Central banks’ gold holdings are valued at $1.35 trillion now and totaled $1.9 trillion in September 2011 at prices then. Nations will buy more than another 500 tons by 2018, Morgan Stanley says. Their appetite contrasts with investors who cut the value of holdings in ETPs by 43% this year to $81.4 billion, data compiled by Bloomberg show.
The most recent central-bank buying began less than a year before Soros called bullion the “ultimate asset bubble” in January 2010. The 83-year-old sold his entire stake in the SPDR Gold Trust, the biggest gold-backed ETP, in the second quarter. Paulson cut his company’s stake by 53% in the period.
Venezuela holds 67% of its reserves in gold, the most among emerging-market countries, compared with less than 9% for Russia. While Russia’s central bank will continue buying, the pace may vary, former First Deputy Chairman Alexei Ulyukayev said in January.
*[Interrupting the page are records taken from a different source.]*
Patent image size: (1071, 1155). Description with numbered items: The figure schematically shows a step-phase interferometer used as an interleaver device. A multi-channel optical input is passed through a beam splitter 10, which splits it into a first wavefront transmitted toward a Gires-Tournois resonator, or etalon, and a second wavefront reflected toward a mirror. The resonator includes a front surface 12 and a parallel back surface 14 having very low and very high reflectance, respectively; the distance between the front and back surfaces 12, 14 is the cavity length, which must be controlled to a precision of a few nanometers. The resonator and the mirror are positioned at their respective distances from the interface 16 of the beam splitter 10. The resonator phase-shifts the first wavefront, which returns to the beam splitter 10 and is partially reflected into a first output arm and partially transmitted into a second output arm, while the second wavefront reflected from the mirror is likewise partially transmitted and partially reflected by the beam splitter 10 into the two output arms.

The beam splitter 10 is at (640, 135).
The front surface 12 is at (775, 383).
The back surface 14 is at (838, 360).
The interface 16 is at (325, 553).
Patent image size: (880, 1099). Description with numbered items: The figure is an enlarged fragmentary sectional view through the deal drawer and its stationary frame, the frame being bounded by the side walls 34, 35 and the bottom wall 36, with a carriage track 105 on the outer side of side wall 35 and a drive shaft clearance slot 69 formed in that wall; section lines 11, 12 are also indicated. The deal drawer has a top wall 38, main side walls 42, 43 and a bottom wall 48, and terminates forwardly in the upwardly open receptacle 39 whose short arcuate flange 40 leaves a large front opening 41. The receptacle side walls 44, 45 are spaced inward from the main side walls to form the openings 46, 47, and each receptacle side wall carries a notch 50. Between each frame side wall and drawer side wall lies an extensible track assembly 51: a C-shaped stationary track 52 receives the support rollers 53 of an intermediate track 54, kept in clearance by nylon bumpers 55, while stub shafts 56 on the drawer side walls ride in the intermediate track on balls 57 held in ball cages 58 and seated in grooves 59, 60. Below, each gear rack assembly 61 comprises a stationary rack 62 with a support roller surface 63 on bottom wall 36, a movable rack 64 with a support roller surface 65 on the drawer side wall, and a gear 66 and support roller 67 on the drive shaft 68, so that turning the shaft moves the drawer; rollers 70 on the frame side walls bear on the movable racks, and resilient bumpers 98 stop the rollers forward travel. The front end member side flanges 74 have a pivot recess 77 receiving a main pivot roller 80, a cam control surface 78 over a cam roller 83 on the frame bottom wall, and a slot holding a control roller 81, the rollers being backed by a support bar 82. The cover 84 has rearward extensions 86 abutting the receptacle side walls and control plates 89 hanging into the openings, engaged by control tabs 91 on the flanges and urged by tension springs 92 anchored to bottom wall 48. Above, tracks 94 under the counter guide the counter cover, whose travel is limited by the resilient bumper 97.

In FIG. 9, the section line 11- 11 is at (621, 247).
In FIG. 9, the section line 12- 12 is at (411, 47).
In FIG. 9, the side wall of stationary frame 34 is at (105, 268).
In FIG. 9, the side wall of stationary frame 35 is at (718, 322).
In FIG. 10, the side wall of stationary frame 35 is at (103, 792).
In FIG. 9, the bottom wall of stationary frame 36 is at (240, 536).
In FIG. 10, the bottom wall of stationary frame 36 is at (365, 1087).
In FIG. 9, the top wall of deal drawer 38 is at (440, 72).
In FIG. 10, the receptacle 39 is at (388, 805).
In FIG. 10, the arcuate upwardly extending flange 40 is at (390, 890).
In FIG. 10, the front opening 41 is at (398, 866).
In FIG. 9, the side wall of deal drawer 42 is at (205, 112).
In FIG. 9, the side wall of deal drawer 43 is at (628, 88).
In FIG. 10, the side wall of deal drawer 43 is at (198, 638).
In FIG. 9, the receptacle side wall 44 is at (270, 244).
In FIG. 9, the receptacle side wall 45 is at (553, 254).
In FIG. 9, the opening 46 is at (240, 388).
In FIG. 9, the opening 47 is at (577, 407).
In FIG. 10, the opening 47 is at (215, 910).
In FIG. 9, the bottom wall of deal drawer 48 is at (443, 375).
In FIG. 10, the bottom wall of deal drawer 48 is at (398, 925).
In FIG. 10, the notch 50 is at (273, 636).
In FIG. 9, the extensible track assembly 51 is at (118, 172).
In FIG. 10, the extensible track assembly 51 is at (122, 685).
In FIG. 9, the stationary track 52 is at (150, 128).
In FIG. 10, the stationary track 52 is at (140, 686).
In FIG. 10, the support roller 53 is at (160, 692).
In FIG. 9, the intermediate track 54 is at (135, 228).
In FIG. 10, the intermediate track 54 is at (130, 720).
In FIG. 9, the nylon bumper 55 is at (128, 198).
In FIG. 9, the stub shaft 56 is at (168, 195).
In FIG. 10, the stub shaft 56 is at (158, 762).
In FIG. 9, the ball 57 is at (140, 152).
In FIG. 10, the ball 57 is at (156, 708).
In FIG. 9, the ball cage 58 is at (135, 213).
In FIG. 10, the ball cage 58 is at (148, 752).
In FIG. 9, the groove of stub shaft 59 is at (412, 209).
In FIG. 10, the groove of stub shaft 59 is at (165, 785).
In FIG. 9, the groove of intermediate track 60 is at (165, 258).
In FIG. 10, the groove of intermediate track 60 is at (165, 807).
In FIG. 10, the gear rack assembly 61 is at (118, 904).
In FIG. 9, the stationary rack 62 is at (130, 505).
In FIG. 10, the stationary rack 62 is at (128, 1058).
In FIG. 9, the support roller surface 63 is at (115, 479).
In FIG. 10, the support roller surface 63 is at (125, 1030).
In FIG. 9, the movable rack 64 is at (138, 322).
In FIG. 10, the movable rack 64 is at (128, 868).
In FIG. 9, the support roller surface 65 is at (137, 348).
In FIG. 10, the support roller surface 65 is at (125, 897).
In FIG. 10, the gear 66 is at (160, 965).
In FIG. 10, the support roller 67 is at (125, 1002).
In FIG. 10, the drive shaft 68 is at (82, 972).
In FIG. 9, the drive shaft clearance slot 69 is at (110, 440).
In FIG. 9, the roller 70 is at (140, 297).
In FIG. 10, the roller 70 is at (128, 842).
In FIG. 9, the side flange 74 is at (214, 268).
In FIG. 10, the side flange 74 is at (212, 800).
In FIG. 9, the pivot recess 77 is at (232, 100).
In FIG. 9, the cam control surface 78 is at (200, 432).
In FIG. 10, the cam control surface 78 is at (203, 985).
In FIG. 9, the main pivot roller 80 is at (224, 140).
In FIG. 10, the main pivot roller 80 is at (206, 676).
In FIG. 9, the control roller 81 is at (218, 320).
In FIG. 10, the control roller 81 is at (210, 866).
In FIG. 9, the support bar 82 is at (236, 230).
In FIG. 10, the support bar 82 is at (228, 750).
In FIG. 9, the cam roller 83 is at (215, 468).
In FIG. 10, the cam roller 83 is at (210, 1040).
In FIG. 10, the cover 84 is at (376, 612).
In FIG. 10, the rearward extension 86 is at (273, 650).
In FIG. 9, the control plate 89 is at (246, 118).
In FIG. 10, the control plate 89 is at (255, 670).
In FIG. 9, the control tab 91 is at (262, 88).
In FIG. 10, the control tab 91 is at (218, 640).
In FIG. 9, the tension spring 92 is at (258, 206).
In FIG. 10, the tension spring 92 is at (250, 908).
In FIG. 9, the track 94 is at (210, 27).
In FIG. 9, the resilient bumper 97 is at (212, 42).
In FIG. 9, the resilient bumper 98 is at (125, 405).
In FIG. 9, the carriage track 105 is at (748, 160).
Bullion’s fluctuations failed to change the bank’s view on the role of gold in reserves, former Bank Rossii Chairman Sergey Ignatiev said in June.
“There’s been a perception that they are a contrary indicator when they buy and sell, but they’re not traders,” said Quincy Krosby, a market strategist for Newark, New Jersey- based Prudential Financial Inc., which oversees more than $1 trillion of assets. “Some central bankers have come to see gold as an alternative currency, certainly as a defense against potential inflationary pressures from the historical deployment of quantitative easing and low rates by global central banks.”